In other words, this is a deal that appears to be a move against the big-tech firms, but actually works in their favour by insisting on tax coordination. Hence the G7 agreement was promptly welcomed by the likes of Amazon and Facebook. The latter’s vice-president for global affairs, Nick Clegg, issued a statement saying his company “has long called for reform of the global tax rules” and supported “the important progress” made at the G7.4 Therefore the guess is that the deal will go through Congress precisely because it is designed to bar taxation at the point of delivery by non-US powers.

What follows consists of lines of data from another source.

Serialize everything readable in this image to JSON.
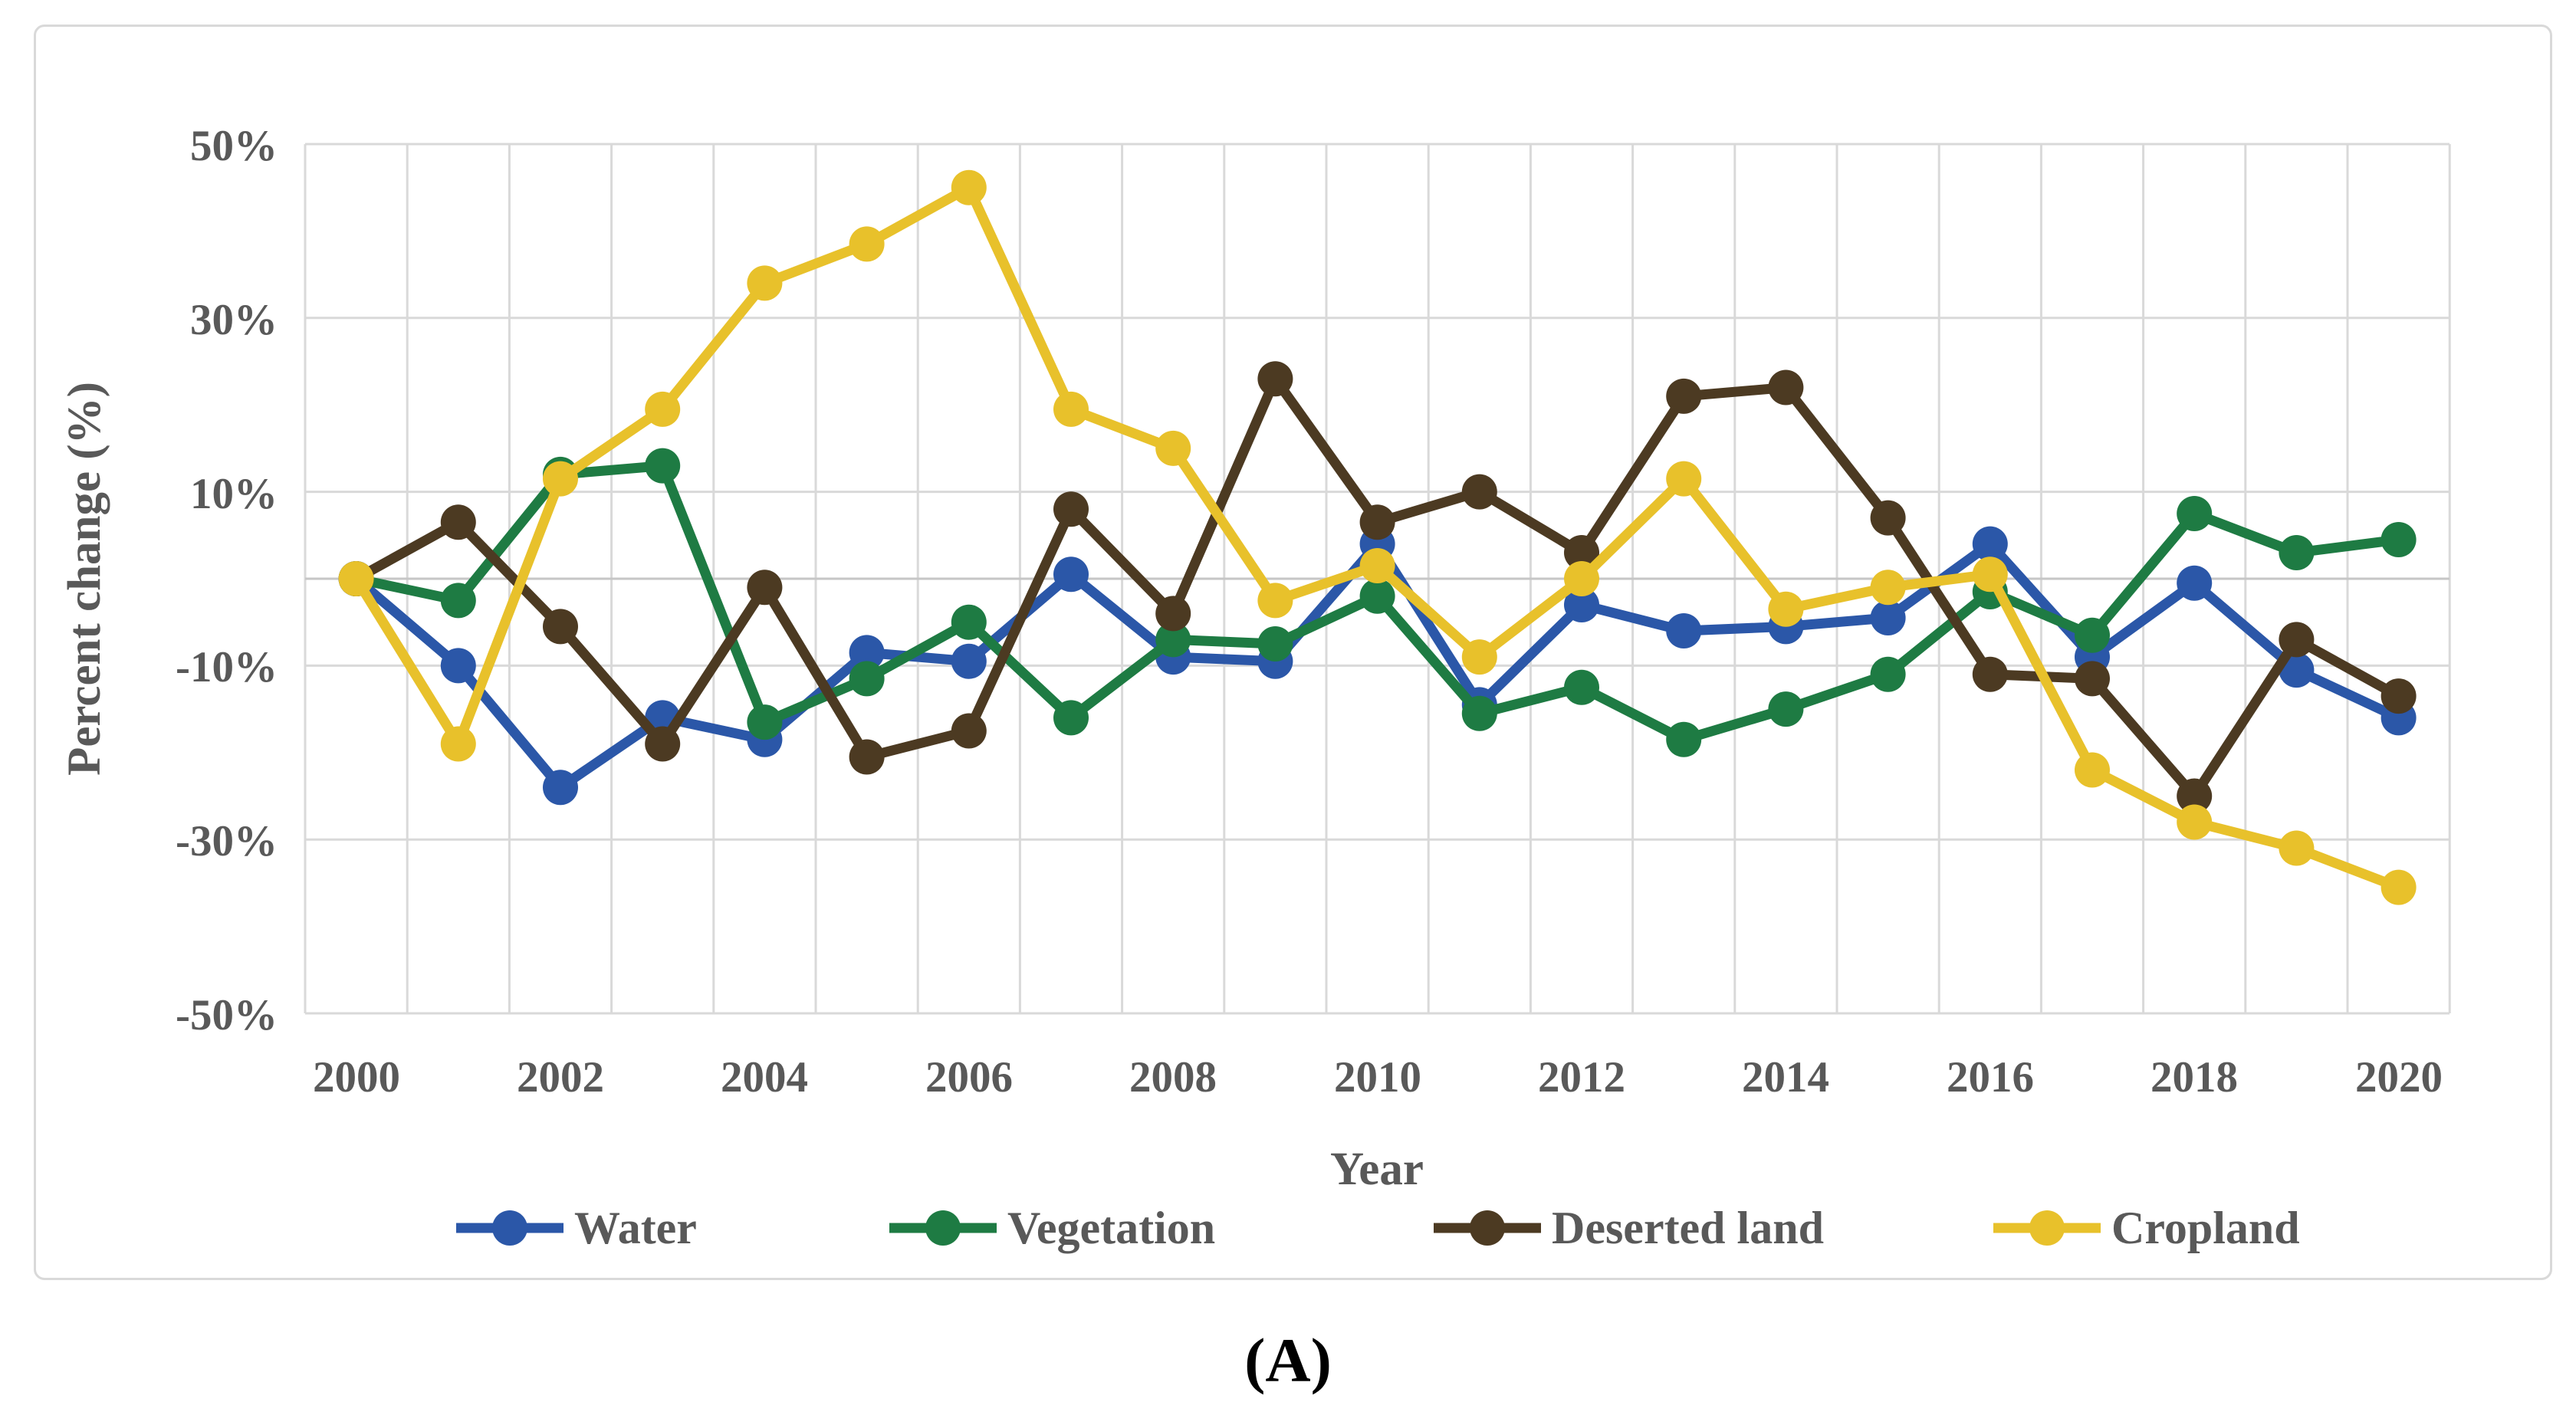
{
  "figure": {
    "caption": "(A)"
  },
  "chart_data": {
    "type": "line",
    "title": "",
    "xlabel": "Year",
    "ylabel": "Percent change (%)",
    "x": [
      2000,
      2001,
      2002,
      2003,
      2004,
      2005,
      2006,
      2007,
      2008,
      2009,
      2010,
      2011,
      2012,
      2013,
      2014,
      2015,
      2016,
      2017,
      2018,
      2019,
      2020
    ],
    "xtick_labels": [
      "2000",
      "2002",
      "2004",
      "2006",
      "2008",
      "2010",
      "2012",
      "2014",
      "2016",
      "2018",
      "2020"
    ],
    "ytick_labels": [
      "50%",
      "30%",
      "10%",
      "-10%",
      "-30%",
      "-50%"
    ],
    "yticks": [
      50,
      30,
      10,
      -10,
      -30,
      -50
    ],
    "ylim": [
      -50,
      50
    ],
    "grid": "vertical line each year, horizontal line each 20%, solid axis line at 0%",
    "legend_position": "bottom",
    "series": [
      {
        "name": "Water",
        "color": "#2B57A8",
        "values": [
          0,
          -10,
          -24,
          -16,
          -18.5,
          -8.5,
          -9.5,
          0.5,
          -9,
          -9.5,
          4,
          -14.5,
          -3,
          -6,
          -5.5,
          -4.5,
          4,
          -9,
          -0.5,
          -10.5,
          -16
        ]
      },
      {
        "name": "Vegetation",
        "color": "#1E7B43",
        "values": [
          0,
          -2.5,
          12,
          13,
          -16.5,
          -11.5,
          -5,
          -16,
          -7,
          -7.5,
          -2,
          -15.5,
          -12.5,
          -18.5,
          -15,
          -11,
          -1.5,
          -6.5,
          7.5,
          3,
          4.5
        ]
      },
      {
        "name": "Deserted land",
        "color": "#4C3A22",
        "values": [
          0,
          6.5,
          -5.5,
          -19,
          -1,
          -20.5,
          -17.5,
          8,
          -4,
          23,
          6.5,
          10,
          3,
          21,
          22,
          7,
          -11,
          -11.5,
          -25,
          -7,
          -13.5
        ]
      },
      {
        "name": "Cropland",
        "color": "#E8C12B",
        "values": [
          0,
          -19,
          11.5,
          19.5,
          34,
          38.5,
          45,
          19.5,
          15,
          -2.5,
          1.5,
          -9,
          0,
          11.5,
          -3.5,
          -1,
          0.5,
          -22,
          -28,
          -31,
          -35.5
        ]
      }
    ],
    "style": {
      "gridline_color": "#D9D9D9",
      "zero_line_color": "#C6C6C6",
      "tick_text_color": "#595959",
      "panel_border_color": "#D9D9D9",
      "line_width": 13,
      "marker_radius": 23
    }
  }
}
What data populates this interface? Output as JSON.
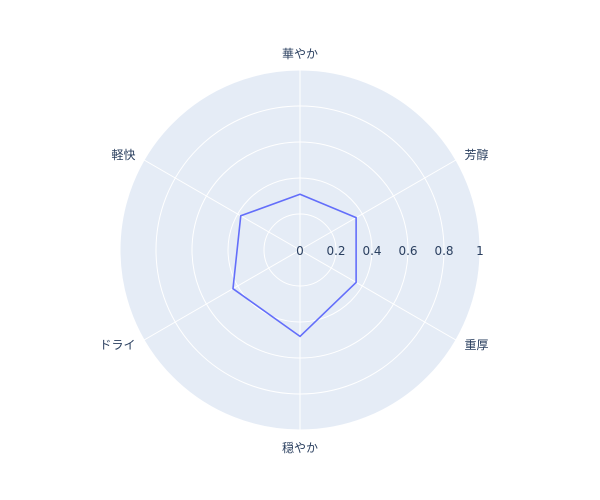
{
  "chart_data": {
    "type": "radar",
    "axes": [
      "華やか",
      "芳醇",
      "重厚",
      "穏やか",
      "ドライ",
      "軽快"
    ],
    "series": [
      {
        "values": [
          0.31,
          0.36,
          0.36,
          0.48,
          0.43,
          0.38
        ]
      }
    ],
    "radial_range": [
      0,
      1
    ],
    "radial_ticks": [
      "0",
      "0.2",
      "0.4",
      "0.6",
      "0.8",
      "1"
    ],
    "grid": true,
    "colors": {
      "background": "#e5ecf6",
      "grid": "#ffffff",
      "series": "#636efa",
      "text": "#2a3f5f"
    }
  }
}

What has not been so well reported is an agreed G7 proposal to the G20 - which meets in Rome this October - that no part of the deal will bind any of the offshore jurisdictions run out of London (British Virgin Islands, Bermuda, the Cayman Islands, Isle of Man, Jersey and Guernsey, etc). Or, for that matter, the autonomous tax havens on the continent such as Monaco, Lichtenstein, San Marino and Andorra. In essence, the Irish are being sacrificed for the sake of a propaganda coup that will enhance US interests.
Imposing a global minimum taxation rate raises again the whole question of whether there has been a social democratic turn in the bourgeoisie of the global hegemon. It is undoubtedly true that there has been a change in rhetoric from the Biden team - taxing hi-tech firms at 21% or 15% easily fits in to that narrative. Clearly, Biden and the Democrats will be fighting on a very different platform in the mid-term elections compared to that of Clinton or Obama and what went before - going back to the early 1980s and the Thatcher/Reagan ‘revolution’ that saw the final abandonment of what could be called the social democratic consensus. Of course, we do not mean social democracy in the post-World War I sense of reforming capitalism into some form of ‘socialism’. Rather, we are talking about a managed capitalism, where the state plays a considerable and expanding role.
Whatever you call it exactly, there has been a discernible ideological shift - which helps the left, though not as a free gift from our enemies. But it ought to make it easier for us to put forward our programme, whether in the US or UK. In this context, it is worthwhile highlighting an interview John McDonnell gave last month with the BBC’s Newsnight. As the main author of Labour’s economic programme in the 2019 election, he claimed that Biden and ‘Bidenomics’ vindicated the stance taken by the Labour Party under Jeremy Corbyn - not to mention the “paradigm shift” which has seen strong state intervention in response to Covid, only strengthening the left’s policy agenda. It is hard to deny that there is a kernel of truth there.
Then again, one thing you can be sure of is that Joe Biden is not out to turn America socialist - rather, he is determined to save America for capitalism. The very fact that McDonnell is claiming an affinity with Biden tells you a lot more about the official Labour left than it does about the US president.